Among PARC's distinguished researchers were two Turing Award winners: Butler W. Lampson (1992) and Alan Kay (2003). The ACM Software System Award recognized the Alto system in 1984, Smalltalk in 1987, InterLisp in 1992, and Remote Procedure Call in 1994. Lampson, Kay, Bob Taylor, and Charles P. Thacker received the National Academy of Engineering's prestigious Charles Stark Draper Prize in 2004 for their work on the Alto system.
Xerox has been heavily criticized (particularly by business historians) for failing to properly commercialize and profitably exploit PARC's innovations. A favorite example is the GUI, initially developed at PARC for the Alto and then commercialized as the Xerox Star by the Xerox Systems Development Department. Although very significant in terms of its influence on future system design, it is deemed a failure because it only sold approximately 25,000 units. A small group from PARC led by David Liddle and Charles Irby formed Metaphor Computer Systems. They extended the Star desktop concept into an animated graphic and communicating office automation model and sold the company to IBM.
The first successful commercial GUI product was the Apple Macintosh, which was heavily inspired by PARC's work; Xerox was given Apple stock in exchange for engineer visits and an understanding that Apple would create a GUI product. Much later, in the midst of the Apple v. Microsoft lawsuit in which Apple accused Microsoft of violating its copyright by appropriating the use of the "look and feel" of the Macintosh GUI, Xerox also sued Apple on the same grounds. The lawsuit was dismissed because Xerox had waited too long to file suit, and the statute of limitations had expired. However, some dispute the degree to which the Apple interface was derived from Xerox designs. Indeed, prior to Apple's visits to PARC, its Macintosh project more closely resembled the Valdocs operating system of the Epson QX-10.

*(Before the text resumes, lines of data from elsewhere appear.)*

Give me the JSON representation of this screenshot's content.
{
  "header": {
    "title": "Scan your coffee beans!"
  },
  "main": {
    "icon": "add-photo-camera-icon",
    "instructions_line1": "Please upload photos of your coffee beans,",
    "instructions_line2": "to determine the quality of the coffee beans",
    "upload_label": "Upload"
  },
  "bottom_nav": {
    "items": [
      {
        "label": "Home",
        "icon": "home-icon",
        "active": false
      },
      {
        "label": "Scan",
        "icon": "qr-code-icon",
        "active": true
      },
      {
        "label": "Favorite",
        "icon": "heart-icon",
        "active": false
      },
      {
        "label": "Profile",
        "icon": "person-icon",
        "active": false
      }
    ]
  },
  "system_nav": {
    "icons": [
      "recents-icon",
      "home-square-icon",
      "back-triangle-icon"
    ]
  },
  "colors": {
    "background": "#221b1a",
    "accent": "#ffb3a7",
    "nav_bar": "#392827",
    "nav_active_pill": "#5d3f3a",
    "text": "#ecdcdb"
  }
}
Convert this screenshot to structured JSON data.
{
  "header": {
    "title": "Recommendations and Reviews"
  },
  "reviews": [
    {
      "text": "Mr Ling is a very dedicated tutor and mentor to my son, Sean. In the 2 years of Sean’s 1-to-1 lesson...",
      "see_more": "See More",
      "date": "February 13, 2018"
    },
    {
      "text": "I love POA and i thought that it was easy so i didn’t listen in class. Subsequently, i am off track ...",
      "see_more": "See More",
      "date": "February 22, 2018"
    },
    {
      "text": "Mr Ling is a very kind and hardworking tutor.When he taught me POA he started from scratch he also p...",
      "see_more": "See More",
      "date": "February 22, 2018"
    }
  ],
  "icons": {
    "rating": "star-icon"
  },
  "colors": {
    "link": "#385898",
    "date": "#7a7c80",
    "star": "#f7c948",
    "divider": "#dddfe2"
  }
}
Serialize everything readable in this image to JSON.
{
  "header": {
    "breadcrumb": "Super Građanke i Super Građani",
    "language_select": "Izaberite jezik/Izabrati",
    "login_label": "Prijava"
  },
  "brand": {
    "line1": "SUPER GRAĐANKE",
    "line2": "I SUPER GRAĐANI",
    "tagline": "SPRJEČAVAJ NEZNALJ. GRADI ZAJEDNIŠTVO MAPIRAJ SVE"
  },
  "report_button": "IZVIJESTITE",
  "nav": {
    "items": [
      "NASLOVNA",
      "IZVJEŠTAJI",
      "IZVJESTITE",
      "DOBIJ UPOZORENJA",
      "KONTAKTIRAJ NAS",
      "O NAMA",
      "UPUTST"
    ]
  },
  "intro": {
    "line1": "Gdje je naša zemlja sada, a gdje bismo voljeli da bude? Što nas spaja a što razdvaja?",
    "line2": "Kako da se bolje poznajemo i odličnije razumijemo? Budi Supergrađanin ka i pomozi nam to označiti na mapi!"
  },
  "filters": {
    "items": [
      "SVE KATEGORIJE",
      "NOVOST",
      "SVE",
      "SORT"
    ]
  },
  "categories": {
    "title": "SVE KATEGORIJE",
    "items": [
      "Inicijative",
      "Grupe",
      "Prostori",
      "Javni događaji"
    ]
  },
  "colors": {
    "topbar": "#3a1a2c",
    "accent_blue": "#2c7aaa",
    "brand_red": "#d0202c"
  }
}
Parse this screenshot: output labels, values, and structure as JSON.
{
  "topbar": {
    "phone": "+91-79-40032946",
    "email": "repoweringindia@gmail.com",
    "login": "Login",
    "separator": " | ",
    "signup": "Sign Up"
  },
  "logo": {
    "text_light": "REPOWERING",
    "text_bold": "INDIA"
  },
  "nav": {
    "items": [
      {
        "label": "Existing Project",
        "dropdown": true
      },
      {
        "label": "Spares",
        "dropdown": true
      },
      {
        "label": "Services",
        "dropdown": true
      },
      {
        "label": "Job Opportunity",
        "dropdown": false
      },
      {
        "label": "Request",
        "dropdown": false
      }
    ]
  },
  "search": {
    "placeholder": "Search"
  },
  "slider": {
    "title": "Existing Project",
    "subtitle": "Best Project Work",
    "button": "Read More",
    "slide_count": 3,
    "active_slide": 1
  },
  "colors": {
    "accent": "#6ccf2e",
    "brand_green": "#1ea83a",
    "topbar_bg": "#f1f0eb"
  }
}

There is no denying the long-term impact of PARC's systems. It took two decades for much of their technology to be equalled or surpassed. The interfaces and technology that PARC pioneered became standards for much of the computing industry, once their merits were widely known.
It is legend that Xerox management consistently failed to see the potential of many of the PARC inventions. While there is some truth to this, it is also an over-simplification. They certainly understood the value of laser printing, and of advances coming from the non-computer-focused part of PARC. Most critics don't realize that computing research was a relatively small part of PARC; there were many researchers working in areas such as materials science at PARC, including pioneers in LCD and optical disc technologies.
The work at PARC in the years since the early 1980s is often overlooked, but major work since then includes ubiquitous computing aka pervasive computing, aspect-oriented programming, and IPv6 to name but a few.